This project uses machine learning models (XGBoost, Random Forest, SVR) to predict electricity consumption of urban buildings based on the Seattle Building Energy Benchmarking 2016 dataset. It includes data preprocessing, model training, evaluation, and a fully interactive Flask dashboard.
Predicting-Urban-Building-Electricity-Consumption/
├── app.py # Flask web application
├── main.py # Main ML pipeline controller
├── data/
│ └── 2016-building-energy-benchmarking.csv
├── models/
│ └── train_xgboost.py # XGBoost training logic
├── preprocessing/
│ └── clean_data.py # Data preprocessing pipeline
├── evaluation/
│ └── evaluate_models.py # Model evaluation and plotting
├── outputs/
│ ├── X_train.csv, y_test.csv ...
│ ├── predictions_xgb.csv
│ ├── model_xgb.pkl
│ └── charts/
│ ├── feature_importance_xgb.png
│ ├── predicted_vs_actual_all_models.png
│ ├── model_comparison_metrics.png
│ └── residuals_analysis.png
├── templates/
│ ├── index.html
│ └── dashboard.html
└── static/ (optional)
-
Clone the repository (or copy the project folder)
-
Create virtual environment (optional but recommended)
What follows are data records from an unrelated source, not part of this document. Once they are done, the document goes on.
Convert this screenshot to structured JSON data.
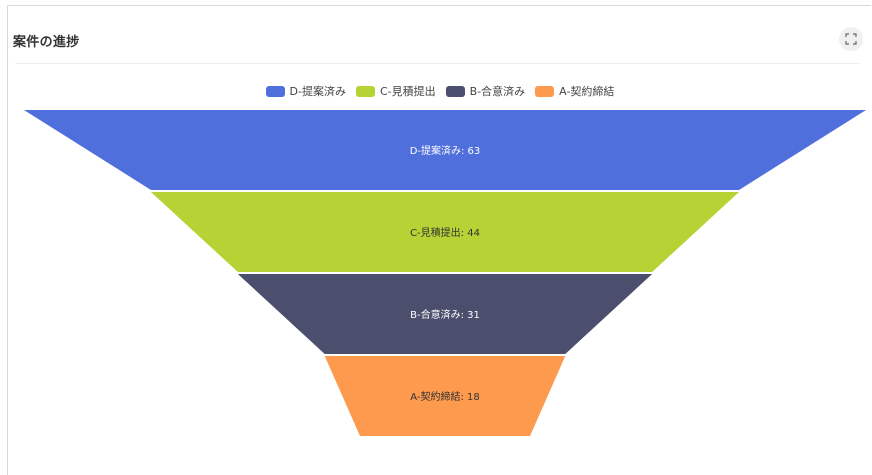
{
  "card": {
    "title": "案件の進捗",
    "expand_icon": "expand-icon"
  },
  "chart_data": {
    "type": "funnel",
    "title": "案件の進捗",
    "legend_position": "top-center",
    "categories": [
      "D-提案済み",
      "C-見積提出",
      "B-合意済み",
      "A-契約締結"
    ],
    "values": [
      63,
      44,
      31,
      18
    ],
    "colors": [
      "#4f6fdc",
      "#b5d334",
      "#4b4e6d",
      "#fd9a4e"
    ],
    "label_colors": [
      "#ffffff",
      "#333333",
      "#ffffff",
      "#333333"
    ],
    "labels": [
      "D-提案済み: 63",
      "C-見積提出: 44",
      "B-合意済み: 31",
      "A-契約締結: 18"
    ]
  }
}
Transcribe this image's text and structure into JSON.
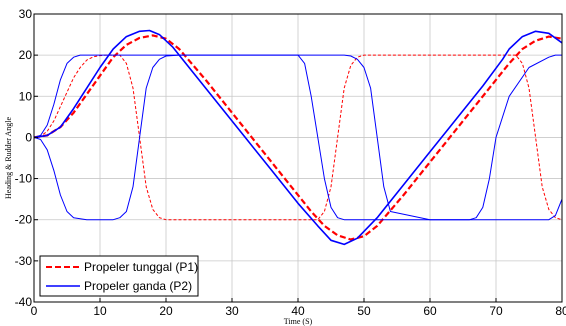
{
  "chart_data": {
    "type": "line",
    "title": "",
    "xlabel": "Time (S)",
    "ylabel": "Heading & Rudder Angle",
    "xlim": [
      0,
      80
    ],
    "ylim": [
      -40,
      30
    ],
    "xticks": [
      0,
      10,
      20,
      30,
      40,
      50,
      60,
      70,
      80
    ],
    "yticks": [
      -40,
      -30,
      -20,
      -10,
      0,
      10,
      20,
      30
    ],
    "grid": true,
    "legend_position": "bottom-left",
    "series": [
      {
        "name": "Propeler tunggal (P1)",
        "color": "#ff0000",
        "style": "dashed",
        "x": [
          0,
          2,
          4,
          6,
          8,
          10,
          12,
          14,
          16,
          18,
          20,
          22,
          26,
          30,
          34,
          38,
          42,
          44,
          46,
          48,
          50,
          52,
          56,
          60,
          64,
          68,
          72,
          74,
          76,
          78,
          80
        ],
        "y": [
          0,
          0.5,
          2.5,
          6,
          10.5,
          15,
          19.5,
          22.5,
          24.2,
          24.8,
          24,
          21.5,
          14,
          6,
          -2,
          -10,
          -18,
          -21.5,
          -23.8,
          -24.8,
          -24,
          -21.5,
          -14,
          -6,
          2,
          10,
          18,
          21.5,
          23.5,
          24.5,
          24
        ]
      },
      {
        "name": "",
        "color": "#ff0000",
        "style": "dashed-thin",
        "x": [
          0,
          1,
          2,
          3,
          4,
          5,
          6,
          7,
          8,
          9,
          10,
          11,
          12,
          13,
          14,
          15,
          16,
          17,
          18,
          19,
          20,
          22,
          30,
          40,
          42,
          43,
          44,
          45,
          46,
          47,
          48,
          49,
          50,
          52,
          60,
          70,
          72,
          73,
          74,
          75,
          76,
          77,
          78,
          79,
          80
        ],
        "y": [
          0,
          0.3,
          1.5,
          4,
          7.5,
          11,
          14.5,
          17,
          18.8,
          19.6,
          19.9,
          20,
          20,
          20,
          18,
          12,
          0,
          -12,
          -17.5,
          -19.5,
          -20,
          -20,
          -20,
          -20,
          -20,
          -20,
          -18,
          -12,
          0,
          12,
          17.5,
          19.5,
          20,
          20,
          20,
          20,
          20,
          20,
          18,
          12,
          0,
          -12,
          -17.5,
          -19.5,
          -20
        ]
      },
      {
        "name": "Propeler ganda (P2)",
        "color": "#0000ff",
        "style": "solid",
        "x": [
          0,
          2,
          4,
          6,
          8,
          10,
          12,
          14,
          16,
          17.5,
          19,
          21,
          24,
          28,
          32,
          36,
          40,
          43,
          45,
          47,
          49,
          52,
          56,
          60,
          64,
          68,
          71,
          72,
          74,
          76,
          78,
          80
        ],
        "y": [
          0,
          0.5,
          2.5,
          7,
          12,
          17,
          21.5,
          24.5,
          25.8,
          26,
          25,
          22,
          16,
          8,
          0,
          -8,
          -16,
          -21.5,
          -25,
          -26,
          -24.5,
          -19.5,
          -11.5,
          -3.5,
          4.5,
          12.5,
          19,
          21.5,
          24.5,
          25.8,
          25.3,
          23
        ]
      },
      {
        "name": "",
        "color": "#0000ff",
        "style": "solid-thin",
        "x": [
          0,
          1,
          2,
          3,
          4,
          5,
          6,
          7,
          8,
          9,
          10,
          12,
          14,
          16,
          18,
          20,
          25,
          30,
          35,
          40,
          41,
          42,
          43,
          44,
          45,
          46,
          47,
          48,
          50,
          55,
          60,
          65,
          66,
          67,
          68,
          69,
          70,
          72,
          75,
          78,
          79,
          80
        ],
        "y": [
          0,
          0.5,
          3,
          8,
          14,
          18,
          19.5,
          20,
          20,
          20,
          20,
          20,
          20,
          20,
          20,
          20,
          20,
          20,
          20,
          20,
          18,
          10,
          0,
          -10,
          -17,
          -19.5,
          -20,
          -20,
          -20,
          -20,
          -20,
          -20,
          -20,
          -19.5,
          -17,
          -10,
          0,
          10,
          17,
          19.5,
          20,
          20
        ]
      },
      {
        "name": "",
        "color": "#0000ff",
        "style": "solid-thin",
        "x": [
          0,
          1,
          2,
          3,
          4,
          5,
          6,
          8,
          10,
          12,
          13,
          14,
          15,
          16,
          17,
          18,
          19,
          20,
          22,
          25,
          30,
          40,
          45,
          46,
          47,
          48,
          49,
          50,
          51,
          52,
          53,
          54,
          60,
          70,
          74,
          75,
          76,
          77,
          78,
          79,
          80
        ],
        "y": [
          0,
          -0.5,
          -3,
          -8,
          -14,
          -18,
          -19.5,
          -20,
          -20,
          -20,
          -19.5,
          -18,
          -12,
          0,
          12,
          17,
          19,
          19.8,
          20,
          20,
          20,
          20,
          20,
          20,
          20,
          19.8,
          19,
          17,
          12,
          0,
          -12,
          -18,
          -20,
          -20,
          -20,
          -20,
          -20,
          -20,
          -20,
          -19,
          -15
        ]
      }
    ]
  }
}
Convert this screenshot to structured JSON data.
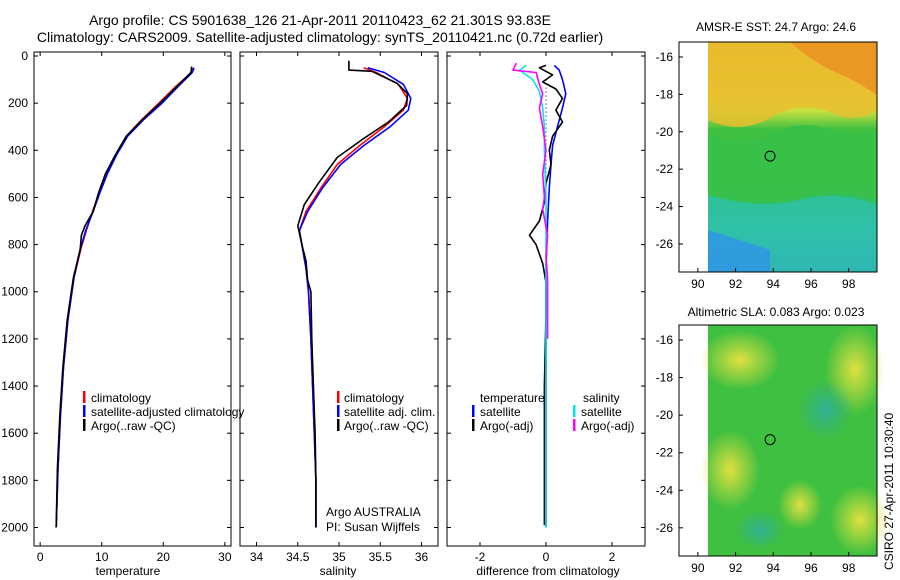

python -m venv venv venv\Scripts\activate # Windows
-
Install dependencies
pip install -r requirements.txt
-
Run the ML Pipeline
python main.py
-
Launch the Dashboard
python app.py
| Module | Description |
|---|---|
| ✅ Preprocessing | Handles missing values, encoding, scaling, and feature selection |
| ✅ XGBoost | Trained with both default and tuned parameters |
| ✅ Evaluation | Calculates MAE, RMSE, R² + residual analysis and feature importance charts |
| ✅ Dashboard | Interactive Flask web app with chart visualization and modal enlargement |
Source: Kaggle - Seattle Building Energy Benchmarking 2016
- Total samples: ~3,300
- Features: Property type, GFA, EnergyStar score, electricity usage, etc.
- Target:
SiteEnergyUse(kBtu)
This project is developed for academic and educational purposes under Multimedia University (MMU).